Laura will be at Davis Kidd on Wednesday, March 31, at 7pm.

Worship tomorrow

As a community, we have spent significant time over the last two years talking about worship at Vine Street. The conversation was part of the Journey process from day one.

In the late summer of last year, the Elders hosted a series of Worship Forums, where we looked at how Christian worship evolved over the centuries and how our Sunday morning services at Vine Street are structured.

The Elders asked me to put together a task group that would work on a proposal outlining changes we will make this year.

The group - Kathy Berhow (Chair of Worship Committee), Sarah Ligon (Deacon), Greg Rumburg (Elder), Pat Cole (who has served in every capacity imaginable), Stephen Moseley (Chair Elect of the Board), and myself - had our first meeting on Tuesday, March 16, where we clarified our goals (see below). I will continue to blog about the process, so you can follow our discussions.

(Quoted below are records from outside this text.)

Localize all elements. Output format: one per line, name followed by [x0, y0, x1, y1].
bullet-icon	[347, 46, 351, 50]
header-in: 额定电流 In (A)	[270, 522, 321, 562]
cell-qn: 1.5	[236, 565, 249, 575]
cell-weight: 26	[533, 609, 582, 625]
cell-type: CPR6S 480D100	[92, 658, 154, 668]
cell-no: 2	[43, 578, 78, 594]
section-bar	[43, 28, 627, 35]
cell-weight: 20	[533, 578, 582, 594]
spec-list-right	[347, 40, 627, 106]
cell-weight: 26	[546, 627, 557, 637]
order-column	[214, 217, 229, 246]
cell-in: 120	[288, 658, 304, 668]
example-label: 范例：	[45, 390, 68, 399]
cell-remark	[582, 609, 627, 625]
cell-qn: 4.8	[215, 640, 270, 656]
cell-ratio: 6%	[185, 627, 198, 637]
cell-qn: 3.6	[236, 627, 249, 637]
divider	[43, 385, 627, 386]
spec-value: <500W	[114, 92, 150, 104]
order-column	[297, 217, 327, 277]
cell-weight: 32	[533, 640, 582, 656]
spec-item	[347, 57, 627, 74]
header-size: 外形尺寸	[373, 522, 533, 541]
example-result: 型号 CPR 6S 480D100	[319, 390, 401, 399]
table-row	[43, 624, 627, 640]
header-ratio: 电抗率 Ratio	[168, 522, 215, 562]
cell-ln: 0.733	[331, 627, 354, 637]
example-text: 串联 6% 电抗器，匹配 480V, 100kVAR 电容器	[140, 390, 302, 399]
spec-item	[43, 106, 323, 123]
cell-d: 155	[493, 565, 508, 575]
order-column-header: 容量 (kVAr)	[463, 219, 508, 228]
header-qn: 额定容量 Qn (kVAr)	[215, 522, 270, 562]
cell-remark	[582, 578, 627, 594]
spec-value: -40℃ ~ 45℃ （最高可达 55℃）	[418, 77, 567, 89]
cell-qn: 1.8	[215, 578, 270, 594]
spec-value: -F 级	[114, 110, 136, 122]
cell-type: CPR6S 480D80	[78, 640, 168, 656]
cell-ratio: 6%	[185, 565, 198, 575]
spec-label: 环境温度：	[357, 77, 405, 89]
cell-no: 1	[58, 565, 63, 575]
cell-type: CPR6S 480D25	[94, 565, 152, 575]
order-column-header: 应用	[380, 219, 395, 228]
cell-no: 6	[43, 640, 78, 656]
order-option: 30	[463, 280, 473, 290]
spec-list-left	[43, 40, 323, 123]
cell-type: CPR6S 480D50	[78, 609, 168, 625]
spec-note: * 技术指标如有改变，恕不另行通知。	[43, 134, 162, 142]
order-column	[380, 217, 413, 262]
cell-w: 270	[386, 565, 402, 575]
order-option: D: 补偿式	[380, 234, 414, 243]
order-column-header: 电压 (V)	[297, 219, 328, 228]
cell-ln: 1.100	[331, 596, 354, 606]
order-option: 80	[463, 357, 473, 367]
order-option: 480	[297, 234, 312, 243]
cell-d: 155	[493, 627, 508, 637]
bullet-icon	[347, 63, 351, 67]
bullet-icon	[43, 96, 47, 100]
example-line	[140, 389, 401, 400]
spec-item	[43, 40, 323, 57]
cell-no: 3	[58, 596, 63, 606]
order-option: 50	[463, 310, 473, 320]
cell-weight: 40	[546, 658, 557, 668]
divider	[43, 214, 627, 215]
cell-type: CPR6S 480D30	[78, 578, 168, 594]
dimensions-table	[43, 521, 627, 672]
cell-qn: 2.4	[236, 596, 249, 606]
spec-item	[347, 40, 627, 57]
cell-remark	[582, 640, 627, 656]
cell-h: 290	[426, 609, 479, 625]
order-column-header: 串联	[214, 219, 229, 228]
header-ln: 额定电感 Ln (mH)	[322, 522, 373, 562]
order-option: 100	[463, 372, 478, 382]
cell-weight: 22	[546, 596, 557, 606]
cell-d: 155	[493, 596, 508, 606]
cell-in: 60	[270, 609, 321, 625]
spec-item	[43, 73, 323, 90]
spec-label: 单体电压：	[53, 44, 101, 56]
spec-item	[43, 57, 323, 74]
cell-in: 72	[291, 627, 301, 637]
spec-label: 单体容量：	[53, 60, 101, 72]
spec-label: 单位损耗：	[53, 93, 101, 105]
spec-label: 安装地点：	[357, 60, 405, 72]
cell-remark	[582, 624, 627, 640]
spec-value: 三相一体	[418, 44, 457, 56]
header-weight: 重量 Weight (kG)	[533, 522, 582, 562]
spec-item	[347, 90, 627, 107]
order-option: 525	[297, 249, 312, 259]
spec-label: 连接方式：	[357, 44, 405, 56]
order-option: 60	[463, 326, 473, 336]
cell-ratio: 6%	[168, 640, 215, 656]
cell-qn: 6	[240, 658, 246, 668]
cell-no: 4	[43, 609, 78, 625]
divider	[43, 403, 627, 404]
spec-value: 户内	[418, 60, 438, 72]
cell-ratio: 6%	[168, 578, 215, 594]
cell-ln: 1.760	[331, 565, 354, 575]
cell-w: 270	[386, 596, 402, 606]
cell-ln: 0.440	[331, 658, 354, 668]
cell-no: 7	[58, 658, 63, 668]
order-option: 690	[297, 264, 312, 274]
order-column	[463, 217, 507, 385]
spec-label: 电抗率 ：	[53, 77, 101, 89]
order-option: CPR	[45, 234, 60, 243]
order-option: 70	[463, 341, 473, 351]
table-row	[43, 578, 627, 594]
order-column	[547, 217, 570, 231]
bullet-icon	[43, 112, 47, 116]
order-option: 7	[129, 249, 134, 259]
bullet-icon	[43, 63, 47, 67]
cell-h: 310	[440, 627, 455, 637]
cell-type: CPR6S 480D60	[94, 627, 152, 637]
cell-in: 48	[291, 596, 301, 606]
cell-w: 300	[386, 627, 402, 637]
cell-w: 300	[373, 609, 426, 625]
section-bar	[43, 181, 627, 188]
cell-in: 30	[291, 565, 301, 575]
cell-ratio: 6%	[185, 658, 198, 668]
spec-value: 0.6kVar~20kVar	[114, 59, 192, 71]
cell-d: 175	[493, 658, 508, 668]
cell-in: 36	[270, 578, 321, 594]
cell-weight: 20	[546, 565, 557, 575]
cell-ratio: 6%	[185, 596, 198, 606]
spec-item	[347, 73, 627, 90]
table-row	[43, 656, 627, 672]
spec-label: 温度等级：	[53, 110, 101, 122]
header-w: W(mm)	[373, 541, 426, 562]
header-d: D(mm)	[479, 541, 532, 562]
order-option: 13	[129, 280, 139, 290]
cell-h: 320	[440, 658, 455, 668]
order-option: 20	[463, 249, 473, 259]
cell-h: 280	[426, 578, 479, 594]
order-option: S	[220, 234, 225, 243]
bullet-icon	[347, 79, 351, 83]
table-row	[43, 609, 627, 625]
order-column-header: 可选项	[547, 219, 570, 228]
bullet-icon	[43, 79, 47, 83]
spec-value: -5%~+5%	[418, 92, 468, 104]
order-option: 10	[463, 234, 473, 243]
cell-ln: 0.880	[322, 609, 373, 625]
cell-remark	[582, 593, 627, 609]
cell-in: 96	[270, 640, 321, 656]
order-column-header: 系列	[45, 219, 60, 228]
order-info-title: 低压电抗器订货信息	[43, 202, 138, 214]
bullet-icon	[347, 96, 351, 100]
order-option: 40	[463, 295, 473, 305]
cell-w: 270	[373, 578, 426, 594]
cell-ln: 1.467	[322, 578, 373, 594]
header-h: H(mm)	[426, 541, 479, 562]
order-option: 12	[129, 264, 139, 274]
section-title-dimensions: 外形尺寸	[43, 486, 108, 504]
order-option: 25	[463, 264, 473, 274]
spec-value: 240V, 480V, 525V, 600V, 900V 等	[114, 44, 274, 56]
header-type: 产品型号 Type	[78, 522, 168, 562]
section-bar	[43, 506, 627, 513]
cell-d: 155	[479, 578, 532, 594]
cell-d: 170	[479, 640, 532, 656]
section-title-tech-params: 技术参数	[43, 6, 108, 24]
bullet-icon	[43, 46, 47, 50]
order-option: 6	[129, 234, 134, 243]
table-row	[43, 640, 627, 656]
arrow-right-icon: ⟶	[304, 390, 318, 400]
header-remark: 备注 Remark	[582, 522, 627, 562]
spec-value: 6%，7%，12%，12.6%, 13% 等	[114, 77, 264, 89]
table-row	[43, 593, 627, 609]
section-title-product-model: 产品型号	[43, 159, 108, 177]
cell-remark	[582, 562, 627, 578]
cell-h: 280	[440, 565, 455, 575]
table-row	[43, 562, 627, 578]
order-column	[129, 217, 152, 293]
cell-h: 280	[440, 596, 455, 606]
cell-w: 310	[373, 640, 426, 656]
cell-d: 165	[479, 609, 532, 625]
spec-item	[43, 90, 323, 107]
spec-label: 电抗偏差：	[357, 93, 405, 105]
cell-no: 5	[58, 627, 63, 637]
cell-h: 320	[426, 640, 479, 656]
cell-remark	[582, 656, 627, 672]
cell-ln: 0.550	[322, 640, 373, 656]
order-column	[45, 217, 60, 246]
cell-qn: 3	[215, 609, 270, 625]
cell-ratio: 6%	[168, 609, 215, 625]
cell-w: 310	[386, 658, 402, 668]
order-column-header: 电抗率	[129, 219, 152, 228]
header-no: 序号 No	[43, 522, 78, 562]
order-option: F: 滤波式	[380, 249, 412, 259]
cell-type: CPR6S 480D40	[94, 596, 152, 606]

These are the notes from our first meeting:

For the time being, we only look at Sunday morning; i.e., we won’t talk about Sunday evening, Wednesday evening, or Christmas.

Sunday morning currently means 8:30 chapel/9:30 christian education/10:45 sanctuary; we will discuss this arrangement and its merits.

From the Journey Story we get two key directives:

  • “clear profile” – How do we describe what makes any worship service a Vine Street service (outside of our people)?
  • “unique format” – How and why does each differ from the other?

We will

  • Refer to the Journey notes when appropriate
  • Take concrete action by June 2010
  • Make changes motivated by who we say we become according to the Story
  • Pay attention to how changes are introduced and implemented, and measure the response
  • Look at worship as the core of what we do as a church, and let it define who we are and what we do in education and other areas of our ministry
  • Make worship easy and meaningful for those for whom it has become a chore
  • Keep three dimensions in view at all times during our conversations

o    What is at the heart of worship?
o    What are the logistics?
o    How does this shape us as a community?

When we come together again, we will have thought about and answered two questions:

What is, for me, at the heart of Vine Street worship?

What is, the way I observe it, at the heart of Vine Street worship for Vine Streeters?